Essentially, this bill is an experiment in taxation based on the hope that it will discourage real estate speculation. There is no data from a comparable tax measure to suggest that this bill will do anything other than raise the sales price of certain homes. Higher sales prices for Hawaii homes is the last thing we need right now.

In general, tax increases are not a good idea for Hawaii’s economy, especially not now when Hawaii residents already bear one of the highest tax burdens in the nation.[1] Hawaii’s population has been suffering a net decline for each of the past six years, with the state’s high cost of living and lack of employment opportunities being among the most cited reasons.

Other issues to consider as you deliberate on this measure include the fact that:

>> Hawaii is predicted to enter an economic slowdown later this year.[2] Tax hikes might only exacerbate this slowdown, since entrepreneurs will be less likely to want to invest their capital — or “wealth assets,” as the case may be.[3]

>> Hawaii has a progressive income tax that taxes high-income earners at 11%, second only to California at 13.3%.[4] Hawaii’s top 1% already pays 24.9% of all income taxes in the state.[5]

>> Hawaii’s continuing population decline leaves remaining residents with a higher tax burden. Many residents leaving Hawaii move to states without income taxes. Washington, Nevada, Texas and Florida — four of the top five destinations for Hawaii residents moving to the mainland — do not have income taxes.[6]

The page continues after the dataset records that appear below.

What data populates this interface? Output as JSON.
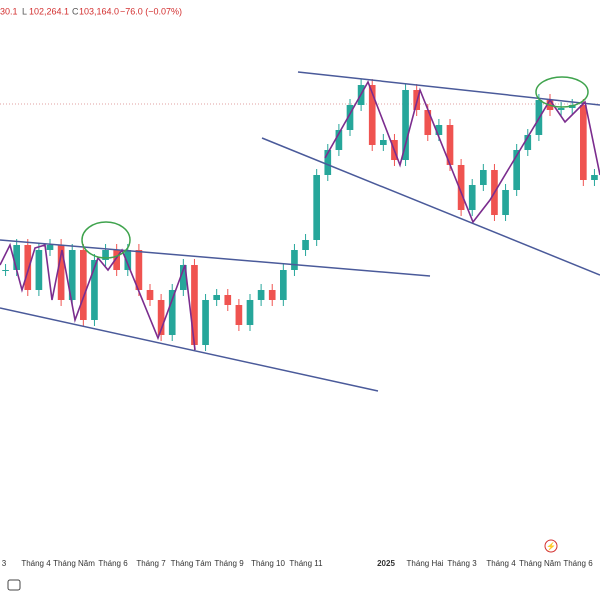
{
  "chart_data": {
    "type": "candlestick",
    "header": {
      "open_tail": "30.1",
      "low_key": "L",
      "low": "102,264.1",
      "close_key": "C",
      "close": "103,164.0",
      "change": "−76.0 (−0.07%)"
    },
    "x_labels": [
      "3",
      "Tháng 4",
      "Tháng Năm",
      "Tháng 6",
      "Tháng 7",
      "Tháng Tám",
      "Tháng 9",
      "Tháng 10",
      "Tháng 11",
      "2025",
      "Tháng Hai",
      "Tháng 3",
      "Tháng 4",
      "Tháng Năm",
      "Tháng 6"
    ],
    "values": [
      67500,
      73750,
      62500,
      72500,
      73750,
      60000,
      72500,
      55000,
      70000,
      72500,
      67500,
      72500,
      62500,
      60000,
      51250,
      62500,
      68750,
      48750,
      60000,
      61250,
      58750,
      53750,
      60000,
      62500,
      60000,
      67500,
      72500,
      75000,
      91250,
      97500,
      102500,
      108750,
      113750,
      98750,
      100000,
      95000,
      112500,
      107500,
      101250,
      103750,
      93750,
      82500,
      88750,
      92500,
      81250,
      87500,
      97500,
      101250,
      110000,
      107500,
      108000,
      108750,
      90000,
      91250
    ],
    "ylim": [
      0,
      130000
    ],
    "up_color": "#26a69a",
    "down_color": "#ef5350"
  }
}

>> State lawmakers increased taxes and fees substantially following the Great Recession of 2007-2008,[7]despite a windfall in revenues from an economic boom over the past decade. Taxes and fees ballooned on motor vehicles, transient accommodations, estates, fuel, food, wealthy incomes, property, parking and businesses.

Hawaii’s residents and businesses need a break from new taxes, fees, surcharges and tax hikes. This is not the time to make Hawaii a more expensive place to live and do business.

Thank you for the opportunity to submit our comments.


Joe Kent
Executive Vice President,
Grassroot Institute of Hawaii

[1] Jared Walczak and Erica York, “State and Local Tax Burdens, Calendar Year 2022,” Tax Foundation, April 7, 2022.

[2] Annalisa Burgos, “Experts: Hawaii’s economy poised to slow down ‘significantly,’ but stop short of recession,” Hawaii News Now, Jan. 22, 2023.

[3] Aaron Hedlund, “How Do Taxes Affect Entrepreneurship, Innovation, and Productivity?” Center for Growth and Opportunity at Utah State University, Dec. 23, 2019; Ergete Ferede, “The Effects on Entrepreneurship of Increasing Provincial Top Personal Income Tax Rates in Canada,” Fraser Institute, July 10, 2018; Robert Carroll, Douglas Holtz-Eakin, Mark Rider and Harvey S. Rosen, “Personal Income Taxes and the Growth of Small Firms,” National Bureau of Economic Research, October 2000.

[4] Timothy Vermeer and Katherine Loughead, “State Individual Income Tax Rates and Brackets for 2022,” Tax Foundation, Feb. 15, 2022.

[5]Hawaii Individual Income Tax Statistics,” Hawaii Department of Taxation report for Tax Year 2020, Sept. 29, 2022, Table 13A.

[6] Katherine Loughead, “How Do Taxes Affect Interstate Migration?” Tax Foundation, Oct. 11, 2022.

[7]Tax Acts (by Year),” Tax Foundation of Hawaii, accessed Jan. 30, 2023.